Bush’s Holy War in the Forests
Falling from Mt. Jefferson’s vista to Oregon’s spectacular Metolius River, a tattered blanket of brown and black forests still carpets the foothills of the Eastern Cascades a year later. I see where towering flames must have jumped this last free-flowing section of the last best salmon stream from the Warm Spring Reservation, just where the river slows behind the blighted Round Butte dam. I am bouncing over roads like washboards, visiting the Deschutes National Forest’s proposed 32 million board feet post-fire timber salvage sale.
Each of the Deschutes River’s four tributaries flows through distinct aspects of Central Oregon’s changeable landscape, where East meets West, where valleys meet mountains and the mountains, stark desert. The Upper Deschutes creates the main flow, running south to north through scorched lava fields and lunar aspen stands. Squaw Creek falls glacially and dramatically from the feet of the Three Sisters mountains. The desert run of the much abused Crooked River cuts a deep shaft through the High Desert and Oregon’s famed Smith Rock. But it’s the Metolius, with its spectacular spring, coppery Ponderosa-lined banks and healthy fish runs, which was awarded Wild and Scenic status by the feds and is best beloved by the locals. I daydream about the spiritual place that is the now submerged confluence of these prized rivers.
Now, George W. Bush comes here to tout his Healthy Forest Initiative, just miles from the evidence that his administration pushes logging before, during and after every fire, deconstructing decades of hard-won environmental law.
President Bush tried to make the Metolius River the backdrop for his stump speech in Oregon on August 21. He intended to use a small thinning project near the resort community of Camp Sherman to make the case for his Healthy Forest Initiative.

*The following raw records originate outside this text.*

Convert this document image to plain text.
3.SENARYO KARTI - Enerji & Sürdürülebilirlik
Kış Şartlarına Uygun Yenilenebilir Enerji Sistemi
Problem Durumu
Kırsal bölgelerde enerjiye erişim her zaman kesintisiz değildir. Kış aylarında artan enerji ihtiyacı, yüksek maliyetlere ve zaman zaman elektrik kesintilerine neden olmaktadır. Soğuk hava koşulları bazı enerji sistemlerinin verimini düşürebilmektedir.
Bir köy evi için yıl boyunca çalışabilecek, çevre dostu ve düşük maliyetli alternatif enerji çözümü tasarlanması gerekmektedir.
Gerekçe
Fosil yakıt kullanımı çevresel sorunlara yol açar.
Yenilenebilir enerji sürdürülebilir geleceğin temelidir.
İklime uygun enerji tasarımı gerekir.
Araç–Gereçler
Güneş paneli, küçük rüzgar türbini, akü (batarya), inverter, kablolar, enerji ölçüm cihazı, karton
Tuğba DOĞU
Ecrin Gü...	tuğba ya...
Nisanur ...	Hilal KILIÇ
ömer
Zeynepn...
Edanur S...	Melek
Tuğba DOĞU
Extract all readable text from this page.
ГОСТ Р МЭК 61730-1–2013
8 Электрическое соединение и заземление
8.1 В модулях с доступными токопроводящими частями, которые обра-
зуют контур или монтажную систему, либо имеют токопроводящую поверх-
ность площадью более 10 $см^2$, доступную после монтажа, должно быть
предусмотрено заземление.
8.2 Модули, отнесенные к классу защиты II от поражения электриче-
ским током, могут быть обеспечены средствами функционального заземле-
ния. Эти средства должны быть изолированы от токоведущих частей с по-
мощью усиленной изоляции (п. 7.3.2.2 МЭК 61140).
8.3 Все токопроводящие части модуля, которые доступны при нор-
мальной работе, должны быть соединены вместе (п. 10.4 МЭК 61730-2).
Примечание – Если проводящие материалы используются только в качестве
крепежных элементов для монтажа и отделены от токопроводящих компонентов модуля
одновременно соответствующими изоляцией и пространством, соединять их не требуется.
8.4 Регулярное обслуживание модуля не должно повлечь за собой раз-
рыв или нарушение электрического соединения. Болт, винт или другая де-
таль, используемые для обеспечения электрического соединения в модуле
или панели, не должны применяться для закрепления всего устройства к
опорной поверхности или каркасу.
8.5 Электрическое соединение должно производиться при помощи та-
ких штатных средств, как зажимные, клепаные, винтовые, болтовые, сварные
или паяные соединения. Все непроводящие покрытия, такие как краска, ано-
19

Behind the picture perfect backdrop and beyond the range of the scripted soundbites, just downstream, however, a more representative example of the Healthy Forest Initiative is this sale, the Eyerly sale.
The Forest Service knew in 1996 that this unroaded swath of forest was ready to burn. The Metolius Late Successional Reserve (LSR) Analysis predicted, "In ponderosa pine forests, where the historic fire-return interval was eight to 12 years for low intensity fires and 150 years for stand replacement fires, fire exclusion has increased the fire return interval and increased the expected fire intensities." The analysis called for all management to include prescribed burning: "For the development and long-term maintenance of late-succesional habitat in the Metolius LSR, the use of prescribed fire should be encouraged. Harvesting, thinning and other vegetation treatments should be designed to encourage the use of prescribed fire." Management activity continued, but no prescribed burns were carried out in conjunction, as required by the LSRA.
Almost inevitably, the forest burned. Now, regeneration begins. Fireweed and ceonothus hold the precious but damaged soil to the ground. Some of the soil is loosened four or five inches deep on 60 degree slopes above 10 or so tributaries of the Metolius. Logging above these rugged, steep and already denuded streams won’t benefit the protected critical habitat of the bull trout.
Weighing in at a hefty 35 million board feet, the Eyerly sale is as large as the sales of the 1990s. It would log in an inventoried roadless area, protected Late Successional Reserve (set aside for Northern spotted owls) and in bald eagle nesting habitat. Under the Healthy Forest Initiative, the Eyerly sale could be broken up into segments and categorically excluded from environmental review, curtailing the Forest Service’s administrative review process. Typical of this illegal rush, the Sisters Ranger District hopes to auction the Eyerly forests for logging this fall, even though a draft environmental review has yet to be released. Work crews have marked the trees to be cut before the environmental assessment has even been drafted or opened to public comment. The fluttering blue flags marking cut areas in the scorched trees signal that my days bumping down these washboarded roads have been in vain. I drive home.
Wholesale logging of old growth on public land is a foregone conclusion under the Healthy Forest Initiative. Bush tried to highlight a fire-prevention thinning project, but you don’t have to look far to see the bigger picture. Even from his convoy of five double-bladed Chinook helicopters, Bush couldn’t quite see it that way during the 15 minutes that he toured the latest fire before dashing off for a round of golf.
Bush never came any closer than those helicopters to the Metolius River. Wednesday night, the night before his visit, impenetrable dark clouds blocked our view of the Cascades from Smith Rock. Billowing, sudden gusts of wind cooled another 100 degree day. We conjectured wildfire, but storms seemed imminent. The extreme atmospheric changes from streaky red sunset over blue sky to foreboding blackness felt Biblical. The acrid taste of barely distinguished smoke and an unclear haze along the skyline confirmed a new fire. Forcing Bush’s tactical retreat from Camp Sherman to the Redmond Airport, this chance fire seems both omen and answer to my prayers.